現地では、組合組織がとても強い力を持っていて、こういった裏側を見せるためには、そういった組合の許可を得なければならなかったりと、いろいろと難しい。
だから、今まで、ブロードウェイの裏側を撮影した映像は、皆無に近いんじゃないかと思います。
そういった意味で、この映画は貴重です。

しかも、これは、『コーラスライン』のオーディション風景。
初演時は、約15年もロングランした、もはや伝説的な作品。
コーラスライン』のストーリーは、ご存知の方が多いと思いますが、まさに、ブロードウェイのミュージカルのアンサンブルのオーディション、そのもの。
だから、この映画は、“実録コーラスライン”とも言えるかと思います。

さらに、この『コーラスライン』の初演版で演出・振付・脚本を手がけた、マイケル・ベネットの、肉声を録音した大変貴重な資料が、ところどころ流れます。
残念ながら、マイケル・ベネットは、87年にエイズにより亡くなっていますが、その他の初演版に携わった人々たちが、今回の再演版をスタッフとして支えています。
彼らが、生前のベネットを偲びながら、『コーラスライン』が出来上がるまでの数々のエピソードを語っているのも、本当に興味深いです。
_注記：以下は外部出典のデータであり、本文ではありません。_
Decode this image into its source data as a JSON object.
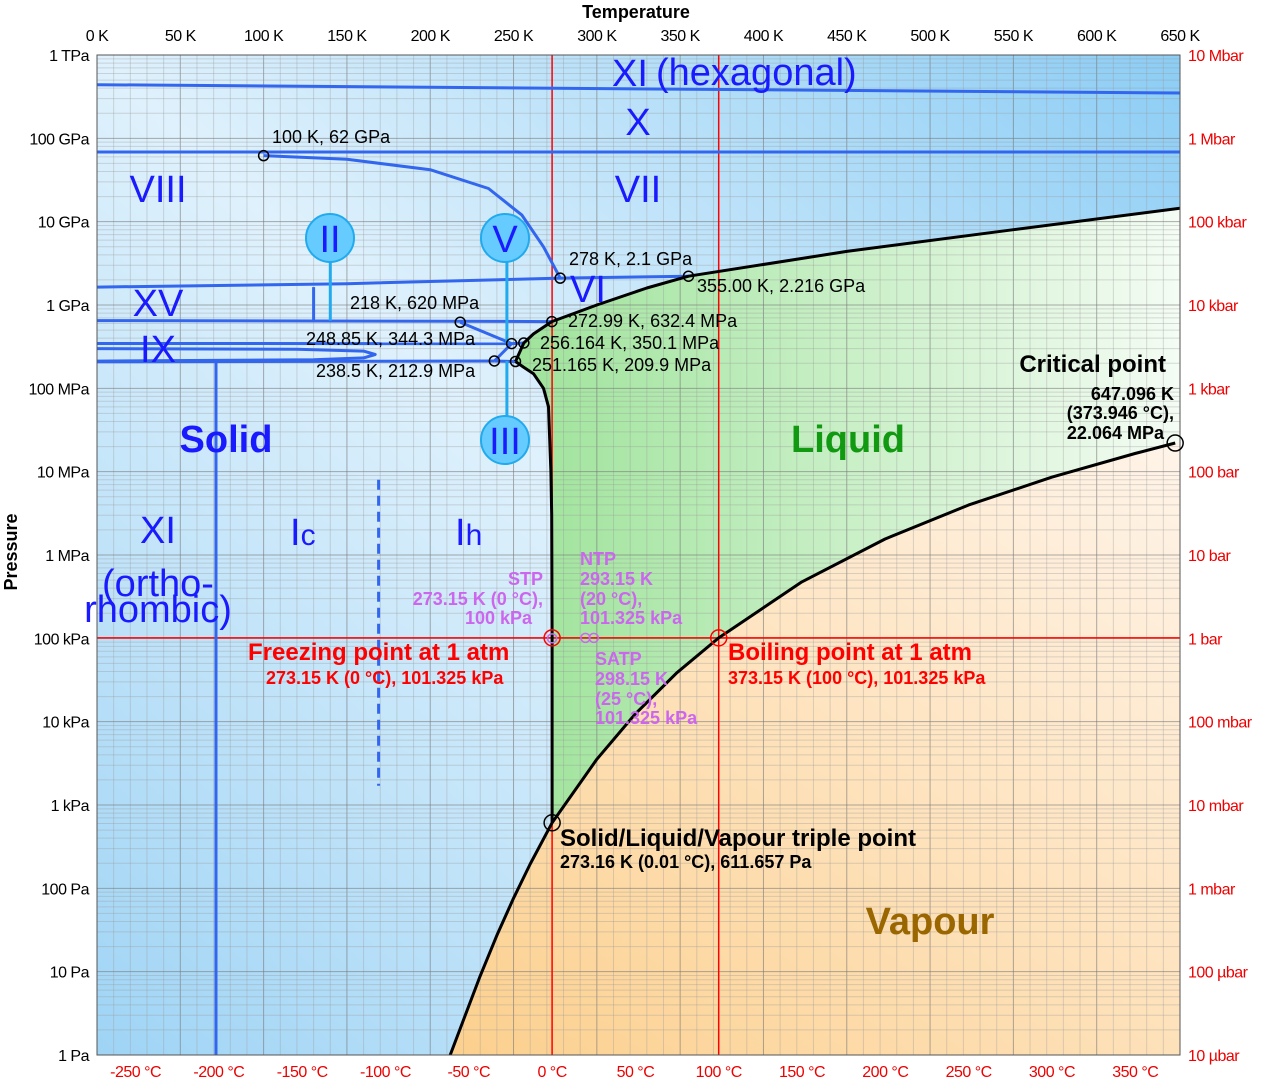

また、このオーディションでは、応募総数3000人の中から、19人が選抜されるのですが、その中に、日本人女性がいます。
高良結香さんという方で、『マンマ・ミーア!』や『フラワー・ドラム・ソング』などにも出演されたことがある方です。
日本人が出ているというだけで、ブロードウェイに興味のない方でも、親近感をもって観られるんじゃないかと思います。

感想

冒頭の「The Music and the Mirror」の前奏が流れてきた時点で、涙が流れてきました。
ずっと楽しみに待っていたので、「やっと観られているんだ!」という喜びなのか、どうなのかは、わかりませんが、涙が止まらなくて困りましたwww

その後の90分は、あっという間に過ぎました。

個人的には、もうブロードウェイが大大大好きなので、
(ブロードウェイというtheater districtという空間が、ブロードウェイの雰囲気が、ブロードウェイの有り様が、大好きなので、)
ブロードウェイの街並みが少しでも観られたら、もう幸せ♡なんですけどねw

ひとつビックリしたのは、初演でコニ―・ウォンを演じていたバイヨーク・リーが、再演版では演出・振付担当なんですが…
ルックス(体型とか)はかなり変わっているのですが、声だけは初演版のCDと怖いくらいに同じだったということ!
人の声って、年齢を重ねてもあまり変化しないんですね!!
あ、全然作品と関係ないですね(^^;

総じて言うと、すごく楽しめて、すごく感動しました。
ある程度ネタばれを許してもらえれば、ベテランが無名の新人に敗れたり、親友と同じ席を競ったり、あともう少しで自分の物になる役を代役に最後の最後に奪われたり。
そういう最も高いクラスでのサバイバルが、繰り広げられます。
厳しいですよね。
でも、お互いにお互いの実力を認め合って、ハグし合う場面も多くありました。
自分との戦いをやっているんだなぁと感じる場面でした。

映画ファンの方だと、画質が悪い、と思われる部分もあるかとは思いますが、それを上回る充実した内容なので、私は大大大満足でしたよ。

ちょうど今の時期(11月~12月ころ)って、ブロードウェイではオーディションが盛んに行われるシーズンなんだそうです。
この映像は一昨年のものですが、現在もブロードウェイで戦っている人たちに思いをはせて、ぜひぜひ多くの人に、この映画を観てもらいたいです。